L’uomo si trovava in un forte stato confusionale e persecutorio, dunque in una situazione di potenziale pericolo per i viaggiatori del treno. Da quanto hanno potuto verificare gli agenti intervenuti alle 17.13 di domenica pomeriggio, il 41enne A.T. era diretto verso la Puglia e lo stato confusionale era probabilmente da ascrivere al fatto che lo scorso 1° luglio aveva perso il lavoro che svolgeva come guardia giurata presso la stazione di Venezia Santa Lucia.

Lui alla pattuglia che lo aveva appena intercettato ha dichiarato di aver portato con sé l’arma per difendersi perché si sentiva in pericolo, ma una volta portato alla calma ha consegnato il suo marsupio contenente la pistola e due caricatori.
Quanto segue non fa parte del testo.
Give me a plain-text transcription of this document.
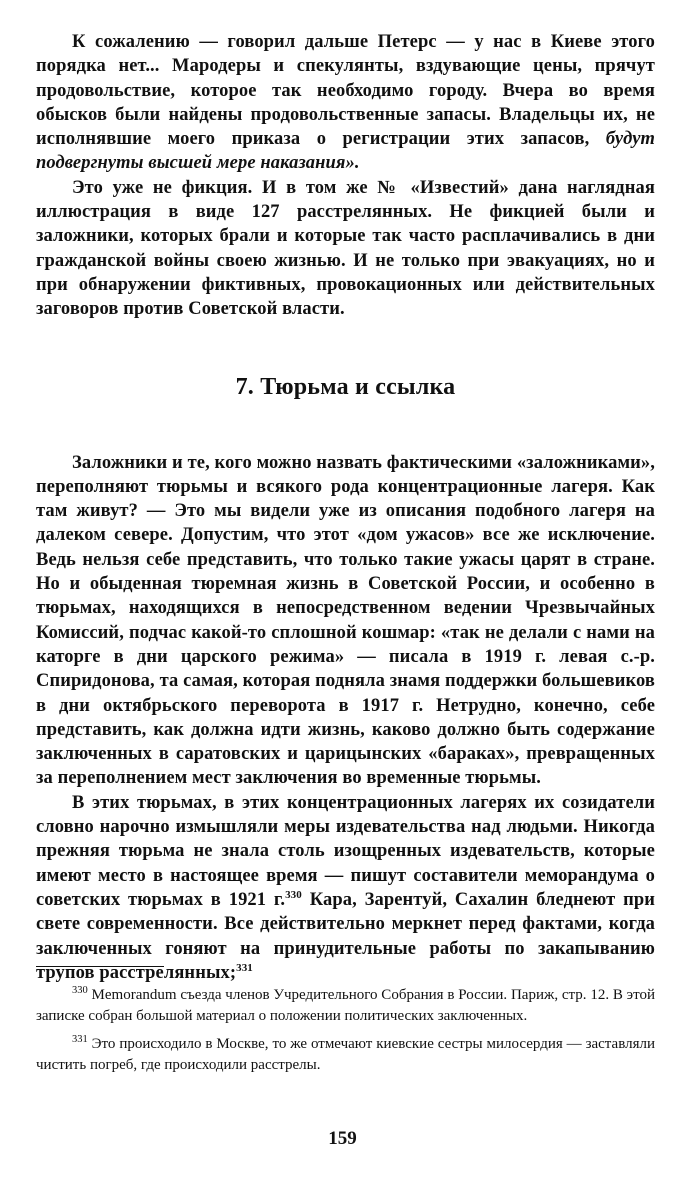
К сожалению — говорил дальше Петерс — у нас в Киеве этого порядка нет... Мародеры и спекулянты, вздувающие цены, прячут продовольствие, которое так необходимо городу. Вчера во время обысков были найдены продовольственные запасы. Владельцы их, не исполнявшие моего приказа о регистрации этих запасов, будут подвергнуты высшей мере наказания».

Это уже не фикция. И в том же № «Известий» дана наглядная иллюстрация в виде 127 расстрелянных. Не фикцией были и заложники, которых брали и которые так часто расплачивались в дни гражданской войны своею жизнью. И не только при эвакуациях, но и при обнаружении фиктивных, провокационных или действительных заговоров против Советской власти.

7. Тюрьма и ссылка

Заложники и те, кого можно назвать фактическими «заложниками», переполняют тюрьмы и всякого рода концентрационные лагеря. Как там живут? — Это мы видели уже из описания подобного лагеря на далеком севере. Допустим, что этот «дом ужасов» все же исключение. Ведь нельзя себе представить, что только такие ужасы царят в стране. Но и обыденная тюремная жизнь в Советской России, и особенно в тюрьмах, находящихся в непосредственном ведении Чрезвычайных Комиссий, подчас какой-то сплошной кошмар: «так не делали с нами на каторге в дни царского режима» — писала в 1919 г. левая с.-р. Спиридонова, та самая, которая подняла знамя поддержки большевиков в дни октябрьского переворота в 1917 г. Нетрудно, конечно, себе представить, как должна идти жизнь, каково должно быть содержание заключенных в саратовских и царицынских «бараках», превращенных за переполнением мест заключения во временные тюрьмы.

В этих тюрьмах, в этих концентрационных лагерях их созидатели словно нарочно измышляли меры издевательства над людьми. Никогда прежняя тюрьма не знала столь изощренных издевательств, которые имеют место в настоящее время — пишут составители меморандума о советских тюрьмах в 1921 г.$^{330}$ Кара, Зарентуй, Сахалин бледнеют при свете современности. Все действительно меркнет перед фактами, когда заключенных гоняют на принудительные работы по закапыванию трупов расстрелянных;$^{331}$

$^{330}$ Memorandum съезда членов Учредительного Собрания в России. Париж, стр. 12. В этой записке собран большой материал о положении политических заключенных.
$^{331}$ Это происходило в Москве, то же отмечают киевские сестры милосердия — заставляли чистить погреб, где происходили расстрелы.
159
E’ stato poi tranquillizzato anche con l’aiuto di due equipaggi delle Volanti della Questura di Ferrara e accompagnato negli uffici della Polfer. Qui gli è stata sequestrata la pistola, una Beretta, e i due caricatori con le cartucce, ma gli è stata anche notificata una denuncia per porto abusivo di arma comune da sparo.

Il 41enne è stato infine accompagnato al pronto soccorso dell’ospedale di Cona per gli accertamenti sanitari del caso.